Set on Moonpenny Island, a “a dot, a titch, a pinch” in Lake Erie, this tale of friendship, fossils and forgiveness is exquisitely written and wonderfully insightful. Flor and Sylvie are “each other’s perfect friend” and have always been completely transparent to each other. But when Sylvie announces that she is going to school on the mainland and will live with her aunt and uncle there, it becomes clear that there are things she hasn’t told Flor. So now Flor is left as the only 11 year-old on the island, and it seems that her family is drifting apart as well.
Told in the present tense, the third person narrator shows both affection and acuity towards Flor. Two connected strands weave through the book and are embodied in a visiting geologist, Dr Fife, and his daughter, Jasper. Jasper is fascinated by evolution and how species must change and adapt over time, and Dr Fife’s area of expertise, trilobites, demonstrates this, particularly in the area of vision. And vision is also the second strand: “How often do we look at something and not really see it?”
Springstubb does an extraordinary job of bringing these two themes explicitly but not heavyhandedly, to Flor’s situation.
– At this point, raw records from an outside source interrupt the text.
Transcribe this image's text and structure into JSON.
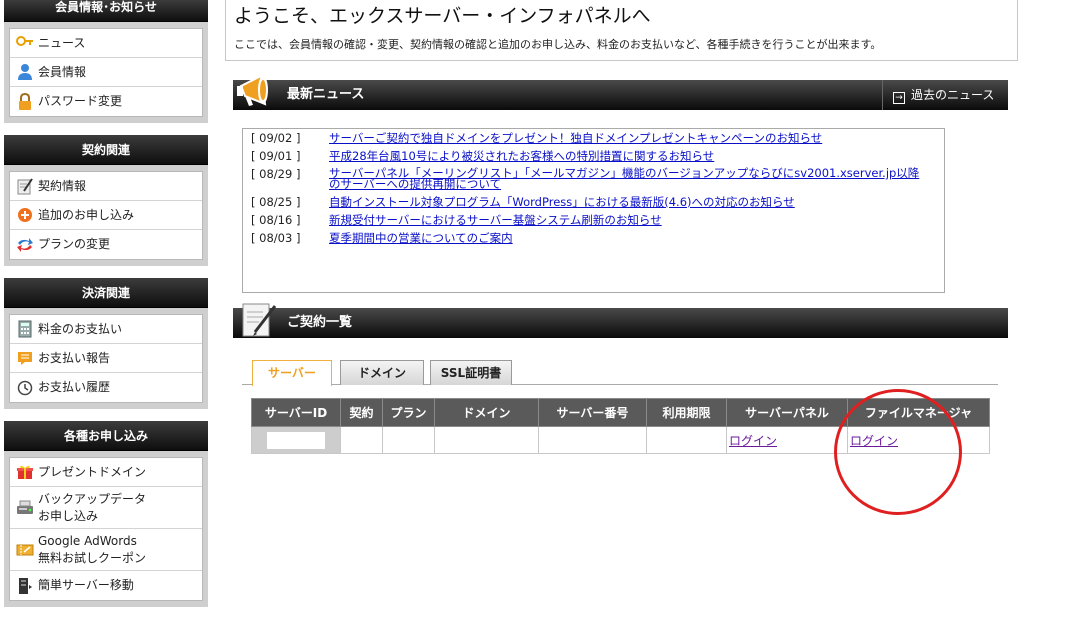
{
  "sidebar": {
    "sections": [
      {
        "title": "会員情報･お知らせ",
        "items": [
          {
            "label": "ニュース",
            "icon": "news-key-icon"
          },
          {
            "label": "会員情報",
            "icon": "user-icon"
          },
          {
            "label": "パスワード変更",
            "icon": "lock-icon"
          }
        ]
      },
      {
        "title": "契約関連",
        "items": [
          {
            "label": "契約情報",
            "icon": "contract-pen-icon"
          },
          {
            "label": "追加のお申し込み",
            "icon": "add-circle-icon"
          },
          {
            "label": "プランの変更",
            "icon": "swap-arrows-icon"
          }
        ]
      },
      {
        "title": "決済関連",
        "items": [
          {
            "label": "料金のお支払い",
            "icon": "calculator-icon"
          },
          {
            "label": "お支払い報告",
            "icon": "report-icon"
          },
          {
            "label": "お支払い履歴",
            "icon": "clock-icon"
          }
        ]
      },
      {
        "title": "各種お申し込み",
        "items": [
          {
            "label": "プレゼントドメイン",
            "icon": "gift-icon"
          },
          {
            "label_line1": "バックアップデータ",
            "label_line2": "お申し込み",
            "icon": "backup-drive-icon"
          },
          {
            "label_line1": "Google AdWords",
            "label_line2": "無料お試しクーポン",
            "icon": "coupon-icon"
          },
          {
            "label": "簡単サーバー移動",
            "icon": "server-move-icon"
          }
        ]
      }
    ]
  },
  "welcome": {
    "title": "ようこそ、エックスサーバー・インフォパネルへ",
    "description": "ここでは、会員情報の確認・変更、契約情報の確認と追加のお申し込み、料金のお支払いなど、各種手続きを行うことが出来ます。"
  },
  "news": {
    "title": "最新ニュース",
    "past_label": "過去のニュース",
    "items": [
      {
        "date": "[ 09/02 ]",
        "text": "サーバーご契約で独自ドメインをプレゼント！独自ドメインプレゼントキャンペーンのお知らせ"
      },
      {
        "date": "[ 09/01 ]",
        "text": "平成28年台風10号により被災されたお客様への特別措置に関するお知らせ"
      },
      {
        "date": "[ 08/29 ]",
        "text": "サーバーパネル「メーリングリスト」「メールマガジン」機能のバージョンアップならびにsv2001.xserver.jp以降のサーバーへの提供再開について"
      },
      {
        "date": "[ 08/25 ]",
        "text": "自動インストール対象プログラム「WordPress」における最新版(4.6)への対応のお知らせ"
      },
      {
        "date": "[ 08/16 ]",
        "text": "新規受付サーバーにおけるサーバー基盤システム刷新のお知らせ"
      },
      {
        "date": "[ 08/03 ]",
        "text": "夏季期間中の営業についてのご案内"
      }
    ]
  },
  "contracts": {
    "title": "ご契約一覧",
    "tabs": [
      {
        "label": "サーバー",
        "active": true
      },
      {
        "label": "ドメイン",
        "active": false
      },
      {
        "label": "SSL証明書",
        "active": false
      }
    ],
    "columns": [
      "サーバーID",
      "契約",
      "プラン",
      "ドメイン",
      "サーバー番号",
      "利用期限",
      "サーバーパネル",
      "ファイルマネージャ"
    ],
    "row": {
      "server_panel_login": "ログイン",
      "file_manager_login": "ログイン"
    }
  },
  "colors": {
    "bar_dark": "#0a0a0a",
    "link_blue": "#0a10c8",
    "link_visited": "#6a1a9a",
    "tab_active": "#f0a020",
    "highlight_circle": "#e02020"
  }
}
She must change and adapt because “time’s not supposed to stand still…it’s supposed to march on”; and the only way she can do that is to be naked and vulnerable, like a trilobite was when its shell got too small and before the new shell had grown. It is only by using her powers of observation, and seeing through others’ eyes that Flor will begin to be able to “map the ways of the heart.”
I thought I’d overdosed on realistic novels about girls on the cusp of adolescence, but this gem brought me back into the fold. I believe this superb novel showing “life at its most glorious, unpredictable best!”, where not a word is wasted, will be enjoyed by many readers and can open their eyes to what growing up means.